Dermal γδ T Cells Do Not Freely Re-Circulate Out of Skin and Produce IL-17 to Promote Neutrophil Infiltration during Primary Contact Hypersensitivity

• Published in: PloS one Vol. 12; no. 1; p. e0169397
• Main Authors: Jiang, Xiaodong, Park, Chang Ook, Geddes Sweeney, Jenna, Yoo, Min Jae, Gaide, Olivier, Kupper, Thomas Seth
• Format: Journal Article
• Language: English
• Published: United States Public Library of Science 01.01.2017; Public Library of Science (PLoS)

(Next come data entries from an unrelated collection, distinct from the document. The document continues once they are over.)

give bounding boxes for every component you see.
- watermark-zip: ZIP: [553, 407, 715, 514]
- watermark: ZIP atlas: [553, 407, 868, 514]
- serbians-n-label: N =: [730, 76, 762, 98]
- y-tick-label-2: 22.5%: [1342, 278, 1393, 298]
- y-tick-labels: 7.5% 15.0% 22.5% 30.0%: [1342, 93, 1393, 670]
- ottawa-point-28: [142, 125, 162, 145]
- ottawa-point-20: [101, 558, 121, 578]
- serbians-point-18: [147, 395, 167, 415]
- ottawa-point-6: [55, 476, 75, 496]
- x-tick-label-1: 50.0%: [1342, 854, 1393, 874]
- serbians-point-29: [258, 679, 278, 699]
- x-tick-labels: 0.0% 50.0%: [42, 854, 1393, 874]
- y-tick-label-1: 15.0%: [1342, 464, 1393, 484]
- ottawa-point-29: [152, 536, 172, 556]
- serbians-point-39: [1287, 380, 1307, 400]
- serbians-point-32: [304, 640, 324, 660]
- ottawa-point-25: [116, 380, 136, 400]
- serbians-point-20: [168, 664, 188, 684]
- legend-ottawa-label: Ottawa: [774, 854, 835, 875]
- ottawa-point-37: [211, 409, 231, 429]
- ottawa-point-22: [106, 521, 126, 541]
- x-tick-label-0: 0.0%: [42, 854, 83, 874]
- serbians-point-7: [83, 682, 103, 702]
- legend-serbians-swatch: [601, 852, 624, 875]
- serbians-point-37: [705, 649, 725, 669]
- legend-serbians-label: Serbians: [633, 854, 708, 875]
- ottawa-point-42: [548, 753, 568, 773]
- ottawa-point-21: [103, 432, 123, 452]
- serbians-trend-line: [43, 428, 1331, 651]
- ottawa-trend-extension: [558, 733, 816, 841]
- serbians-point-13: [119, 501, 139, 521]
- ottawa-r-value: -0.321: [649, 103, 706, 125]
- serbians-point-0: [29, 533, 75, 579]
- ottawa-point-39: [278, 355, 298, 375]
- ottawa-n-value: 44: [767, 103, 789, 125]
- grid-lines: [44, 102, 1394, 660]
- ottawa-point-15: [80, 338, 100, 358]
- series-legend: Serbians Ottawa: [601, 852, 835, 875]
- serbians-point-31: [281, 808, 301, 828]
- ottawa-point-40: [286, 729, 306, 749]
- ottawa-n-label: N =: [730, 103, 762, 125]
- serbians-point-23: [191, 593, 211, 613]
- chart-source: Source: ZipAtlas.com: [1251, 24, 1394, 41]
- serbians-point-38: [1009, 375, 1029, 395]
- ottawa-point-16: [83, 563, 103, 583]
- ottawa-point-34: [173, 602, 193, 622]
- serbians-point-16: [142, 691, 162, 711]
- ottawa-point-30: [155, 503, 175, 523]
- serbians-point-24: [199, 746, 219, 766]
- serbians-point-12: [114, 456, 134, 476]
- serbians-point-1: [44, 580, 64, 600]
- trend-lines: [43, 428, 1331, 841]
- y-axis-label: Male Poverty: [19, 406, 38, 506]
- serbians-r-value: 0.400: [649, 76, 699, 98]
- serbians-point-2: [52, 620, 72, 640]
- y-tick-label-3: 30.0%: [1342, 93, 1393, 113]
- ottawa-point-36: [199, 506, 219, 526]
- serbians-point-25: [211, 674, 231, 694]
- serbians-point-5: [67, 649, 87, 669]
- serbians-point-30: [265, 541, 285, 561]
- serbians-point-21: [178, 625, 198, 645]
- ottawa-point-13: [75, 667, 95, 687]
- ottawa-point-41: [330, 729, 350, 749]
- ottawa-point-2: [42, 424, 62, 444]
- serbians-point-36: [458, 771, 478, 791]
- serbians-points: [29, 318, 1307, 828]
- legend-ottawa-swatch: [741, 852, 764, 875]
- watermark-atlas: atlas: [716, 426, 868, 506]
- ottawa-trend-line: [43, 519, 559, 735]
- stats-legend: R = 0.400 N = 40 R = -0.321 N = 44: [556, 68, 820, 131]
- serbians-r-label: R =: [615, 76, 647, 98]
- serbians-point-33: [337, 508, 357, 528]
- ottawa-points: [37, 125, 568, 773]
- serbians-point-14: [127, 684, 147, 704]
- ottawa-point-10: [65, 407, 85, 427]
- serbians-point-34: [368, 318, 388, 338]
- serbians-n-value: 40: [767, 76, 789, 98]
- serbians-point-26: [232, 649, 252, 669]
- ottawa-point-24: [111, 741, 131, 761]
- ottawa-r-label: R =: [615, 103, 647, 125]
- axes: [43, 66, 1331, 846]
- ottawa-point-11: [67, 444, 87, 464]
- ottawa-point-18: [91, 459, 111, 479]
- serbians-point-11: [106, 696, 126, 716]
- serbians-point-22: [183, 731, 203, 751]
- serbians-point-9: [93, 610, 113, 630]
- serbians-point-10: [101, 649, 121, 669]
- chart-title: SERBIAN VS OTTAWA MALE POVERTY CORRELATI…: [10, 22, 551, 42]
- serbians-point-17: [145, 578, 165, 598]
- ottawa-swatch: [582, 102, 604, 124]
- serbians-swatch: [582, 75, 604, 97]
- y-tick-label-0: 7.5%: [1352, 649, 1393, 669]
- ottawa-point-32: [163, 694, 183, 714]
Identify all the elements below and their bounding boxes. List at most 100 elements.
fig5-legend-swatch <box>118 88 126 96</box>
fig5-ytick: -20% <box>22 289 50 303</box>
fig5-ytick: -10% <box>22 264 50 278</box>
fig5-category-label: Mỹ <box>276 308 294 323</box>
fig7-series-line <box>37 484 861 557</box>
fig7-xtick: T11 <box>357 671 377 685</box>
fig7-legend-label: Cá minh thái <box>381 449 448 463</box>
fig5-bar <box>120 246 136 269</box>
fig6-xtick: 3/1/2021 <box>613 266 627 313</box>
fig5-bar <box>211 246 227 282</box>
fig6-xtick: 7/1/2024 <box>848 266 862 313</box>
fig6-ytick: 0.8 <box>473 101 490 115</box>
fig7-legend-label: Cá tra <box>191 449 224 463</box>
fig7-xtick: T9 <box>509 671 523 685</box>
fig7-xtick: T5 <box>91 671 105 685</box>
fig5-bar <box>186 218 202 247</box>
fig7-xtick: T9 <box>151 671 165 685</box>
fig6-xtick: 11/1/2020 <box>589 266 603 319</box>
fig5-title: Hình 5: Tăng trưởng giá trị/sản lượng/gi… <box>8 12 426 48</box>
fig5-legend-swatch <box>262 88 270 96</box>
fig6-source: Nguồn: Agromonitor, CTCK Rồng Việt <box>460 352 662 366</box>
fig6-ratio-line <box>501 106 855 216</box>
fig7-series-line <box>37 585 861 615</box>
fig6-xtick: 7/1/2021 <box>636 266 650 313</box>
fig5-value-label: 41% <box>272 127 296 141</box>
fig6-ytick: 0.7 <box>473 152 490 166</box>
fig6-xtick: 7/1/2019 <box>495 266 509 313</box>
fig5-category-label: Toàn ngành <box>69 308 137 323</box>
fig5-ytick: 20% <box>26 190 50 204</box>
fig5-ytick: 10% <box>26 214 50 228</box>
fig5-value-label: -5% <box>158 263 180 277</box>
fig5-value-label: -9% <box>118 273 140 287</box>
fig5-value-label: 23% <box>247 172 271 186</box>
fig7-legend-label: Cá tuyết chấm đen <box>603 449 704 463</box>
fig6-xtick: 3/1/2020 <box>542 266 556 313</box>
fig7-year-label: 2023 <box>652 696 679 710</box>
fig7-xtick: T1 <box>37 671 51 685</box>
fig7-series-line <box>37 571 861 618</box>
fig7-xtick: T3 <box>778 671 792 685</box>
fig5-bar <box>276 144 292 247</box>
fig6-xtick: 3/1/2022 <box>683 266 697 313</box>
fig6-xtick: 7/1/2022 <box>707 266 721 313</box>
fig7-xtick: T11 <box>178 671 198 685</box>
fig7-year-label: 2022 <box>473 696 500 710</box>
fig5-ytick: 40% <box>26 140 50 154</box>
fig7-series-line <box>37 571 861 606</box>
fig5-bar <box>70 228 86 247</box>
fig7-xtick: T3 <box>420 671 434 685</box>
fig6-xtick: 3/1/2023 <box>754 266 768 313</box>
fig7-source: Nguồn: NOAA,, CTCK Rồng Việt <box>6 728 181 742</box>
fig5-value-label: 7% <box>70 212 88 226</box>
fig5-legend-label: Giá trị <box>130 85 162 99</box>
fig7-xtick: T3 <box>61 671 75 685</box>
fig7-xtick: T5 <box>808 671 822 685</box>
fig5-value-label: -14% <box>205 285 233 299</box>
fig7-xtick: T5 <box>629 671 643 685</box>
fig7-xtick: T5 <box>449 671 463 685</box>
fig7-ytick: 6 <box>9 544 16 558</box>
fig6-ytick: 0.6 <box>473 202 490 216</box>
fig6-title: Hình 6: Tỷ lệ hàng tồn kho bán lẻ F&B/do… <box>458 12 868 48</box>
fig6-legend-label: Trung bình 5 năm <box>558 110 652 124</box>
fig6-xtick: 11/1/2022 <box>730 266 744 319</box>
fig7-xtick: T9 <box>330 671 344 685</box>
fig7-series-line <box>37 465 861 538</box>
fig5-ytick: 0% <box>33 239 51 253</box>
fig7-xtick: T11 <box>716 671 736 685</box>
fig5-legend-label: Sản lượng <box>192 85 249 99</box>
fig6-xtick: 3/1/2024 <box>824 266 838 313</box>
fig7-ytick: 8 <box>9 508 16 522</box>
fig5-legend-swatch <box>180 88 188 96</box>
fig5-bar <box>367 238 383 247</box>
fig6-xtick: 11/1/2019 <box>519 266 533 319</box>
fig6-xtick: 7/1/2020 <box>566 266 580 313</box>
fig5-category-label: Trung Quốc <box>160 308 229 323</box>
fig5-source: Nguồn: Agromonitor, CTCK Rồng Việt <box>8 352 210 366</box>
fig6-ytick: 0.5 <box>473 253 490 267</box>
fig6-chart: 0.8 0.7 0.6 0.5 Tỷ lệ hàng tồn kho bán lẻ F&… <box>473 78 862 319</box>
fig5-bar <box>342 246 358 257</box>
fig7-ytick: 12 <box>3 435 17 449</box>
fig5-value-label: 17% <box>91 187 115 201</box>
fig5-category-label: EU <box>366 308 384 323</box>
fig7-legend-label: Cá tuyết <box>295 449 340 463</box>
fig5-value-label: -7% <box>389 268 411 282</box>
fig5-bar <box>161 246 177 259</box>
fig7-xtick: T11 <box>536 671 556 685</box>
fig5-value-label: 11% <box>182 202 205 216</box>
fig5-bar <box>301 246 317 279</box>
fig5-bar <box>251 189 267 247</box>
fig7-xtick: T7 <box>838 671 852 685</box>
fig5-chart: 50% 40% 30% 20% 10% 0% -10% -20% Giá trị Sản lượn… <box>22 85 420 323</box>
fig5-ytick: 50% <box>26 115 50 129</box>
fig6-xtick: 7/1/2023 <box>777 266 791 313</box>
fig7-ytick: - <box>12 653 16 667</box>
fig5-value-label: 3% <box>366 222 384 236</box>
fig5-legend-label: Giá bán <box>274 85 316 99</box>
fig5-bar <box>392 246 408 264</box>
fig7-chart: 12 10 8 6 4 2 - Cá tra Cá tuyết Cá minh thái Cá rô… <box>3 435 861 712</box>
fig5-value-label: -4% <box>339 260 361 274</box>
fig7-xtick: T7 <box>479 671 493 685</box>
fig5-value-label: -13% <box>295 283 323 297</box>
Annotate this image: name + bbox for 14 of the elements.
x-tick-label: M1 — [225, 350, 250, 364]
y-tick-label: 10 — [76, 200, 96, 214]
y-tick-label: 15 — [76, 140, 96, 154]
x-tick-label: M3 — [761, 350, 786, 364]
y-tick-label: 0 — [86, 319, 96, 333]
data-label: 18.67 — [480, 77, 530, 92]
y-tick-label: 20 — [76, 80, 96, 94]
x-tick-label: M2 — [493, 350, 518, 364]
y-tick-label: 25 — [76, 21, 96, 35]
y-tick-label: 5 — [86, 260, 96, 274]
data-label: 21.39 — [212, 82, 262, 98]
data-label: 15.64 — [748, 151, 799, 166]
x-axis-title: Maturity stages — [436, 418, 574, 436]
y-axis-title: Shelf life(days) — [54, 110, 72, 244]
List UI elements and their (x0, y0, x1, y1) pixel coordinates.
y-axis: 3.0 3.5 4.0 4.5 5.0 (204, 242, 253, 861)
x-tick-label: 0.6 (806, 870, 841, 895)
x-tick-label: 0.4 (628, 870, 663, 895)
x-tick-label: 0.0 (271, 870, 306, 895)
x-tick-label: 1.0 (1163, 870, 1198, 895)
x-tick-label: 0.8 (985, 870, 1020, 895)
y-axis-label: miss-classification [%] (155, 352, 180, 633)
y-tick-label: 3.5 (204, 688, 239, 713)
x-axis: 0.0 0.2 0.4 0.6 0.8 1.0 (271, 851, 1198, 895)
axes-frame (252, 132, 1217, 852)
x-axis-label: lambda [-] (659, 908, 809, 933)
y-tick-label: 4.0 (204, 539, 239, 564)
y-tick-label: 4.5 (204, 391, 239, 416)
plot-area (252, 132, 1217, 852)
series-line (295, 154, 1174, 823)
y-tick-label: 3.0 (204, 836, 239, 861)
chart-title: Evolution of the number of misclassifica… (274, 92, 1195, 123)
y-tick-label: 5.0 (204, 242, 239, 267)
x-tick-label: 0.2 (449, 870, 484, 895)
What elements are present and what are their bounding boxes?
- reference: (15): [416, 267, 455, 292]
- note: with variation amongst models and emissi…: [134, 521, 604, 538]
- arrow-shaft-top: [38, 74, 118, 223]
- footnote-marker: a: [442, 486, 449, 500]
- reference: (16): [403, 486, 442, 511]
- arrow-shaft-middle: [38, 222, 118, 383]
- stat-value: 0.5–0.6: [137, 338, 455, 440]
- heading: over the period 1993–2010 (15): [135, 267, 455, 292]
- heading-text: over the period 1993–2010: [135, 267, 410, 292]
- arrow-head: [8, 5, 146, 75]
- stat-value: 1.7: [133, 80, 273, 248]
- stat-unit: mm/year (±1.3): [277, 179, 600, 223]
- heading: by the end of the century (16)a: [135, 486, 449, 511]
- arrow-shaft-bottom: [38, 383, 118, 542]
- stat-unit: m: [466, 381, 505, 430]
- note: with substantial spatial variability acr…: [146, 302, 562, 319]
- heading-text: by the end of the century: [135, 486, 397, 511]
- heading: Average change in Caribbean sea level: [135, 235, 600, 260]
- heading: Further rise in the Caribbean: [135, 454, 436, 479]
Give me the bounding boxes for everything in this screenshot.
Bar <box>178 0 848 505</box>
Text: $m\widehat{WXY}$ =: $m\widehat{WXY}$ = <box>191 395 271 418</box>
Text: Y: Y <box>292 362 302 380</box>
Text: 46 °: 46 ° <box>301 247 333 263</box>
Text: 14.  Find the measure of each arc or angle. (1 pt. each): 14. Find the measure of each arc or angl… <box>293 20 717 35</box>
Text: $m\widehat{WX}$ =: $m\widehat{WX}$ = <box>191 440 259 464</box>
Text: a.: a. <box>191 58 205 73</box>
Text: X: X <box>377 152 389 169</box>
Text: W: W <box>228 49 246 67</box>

• Subjects: Animals; Biology and Life Sciences; CD103 antigen; CD11b antigen; CD69 antigen; Cell migration; Computer memory; Contact dermatitis; Cytokines; Dermatitis; Dermatitis, Contact - genetics; Dermatitis, Contact - immunology; Dermatitis, Contact - pathology; Dermatology; Dermis - immunology; Dermis - pathology; Dinitrofluorobenzene; Ear; Effector cells; Epidermis; Homing; Homing receptors; Hypersensitivity; Immunological memory; Infiltration; Inflammation; Interleukin 17; Interleukin 22; Interleukin-17 - genetics; Interleukin-17 - immunology; Interleukins - genetics; Interleukins - immunology; Leukocytes (neutrophilic); Lymphocytes; Lymphocytes T; Medical schools; Medicine and Health Sciences; Memory cells; Mice; Mice, Knockout; Neutralization; Neutrophil Infiltration; Neutrophils; Neutrophils - immunology; Neutrophils - pathology; Population; Receptors; Receptors, Antigen, T-Cell, gamma-delta - genetics; Receptors, Antigen, T-Cell, gamma-delta - immunology; Research and Analysis Methods; Rodents; Skin; Skin diseases; Swelling; T cell receptors; T-cell receptor; T-Lymphocytes - immunology; T-Lymphocytes - pathology
• ISSN: 1932-6203; 1932-6203
• DOI: 10.1371/journal.pone.0169397

The role of mouse dermal γδ T cells in inflammatory skin disorders and host defense has been studied extensively. It is known that dendritic epidermal T cells (DETC) have a monomorphic γδ T cell receptor (TCR) and reside in murine epidermis from birth. We asked if dermal γδ cells freely re-circulated out of skin, or behaved more like dermal resident memory T cells (TRM) in mice. We found that, unlike epidermal γδ T cells (DETC), dermal γδ cells are not homogeneous with regard to TCR, express the tissue resident T cell markers CD69 and CD103, bear skin homing receptors, and produce IL-17 and IL-22. We created GFP+: GFP- parabiotic mice and found that dermal γδ T cells re-circulate very slowly-more rapidly than authentic αβ TCR TRM, but more slowly than the recently described dermal αβ TCR T migratory memory cells (TMM). Mice lacking the TCR δ gene (δ-/-) had a significant reduction of 2,4-dinitrofluorobenzene (DNFB)-induced contact hypersensitivity (CHS). We created mice deficient in dermal γδ T cells but not DETC, and these mice also showed a markedly reduced CHS response after DNFB challenge. The infiltration of effector T cells during CHS was not reduced in dermal γδ T cell-deficient mice; however, infiltration of Gr-1+CD11b+ neutrophils, as well as ear swelling, was reduced significantly. We next depleted Gr-1+ neutrophils in vivo, and demonstrated that neutrophils are required for ear swelling, the accepted metric for a CHS response. Depletion of IL-17-producing dermal Vγ4+ cells and neutralization of IL-17 in vivo, respectively, also led to a significantly reduced CHS response and diminished neutrophil infiltration. Our findings here suggest that dermal γδ T cells have an intermediate phenotype of T cell residence, and play an important role in primary CHS through producing IL-17 to promote neutrophil infiltration.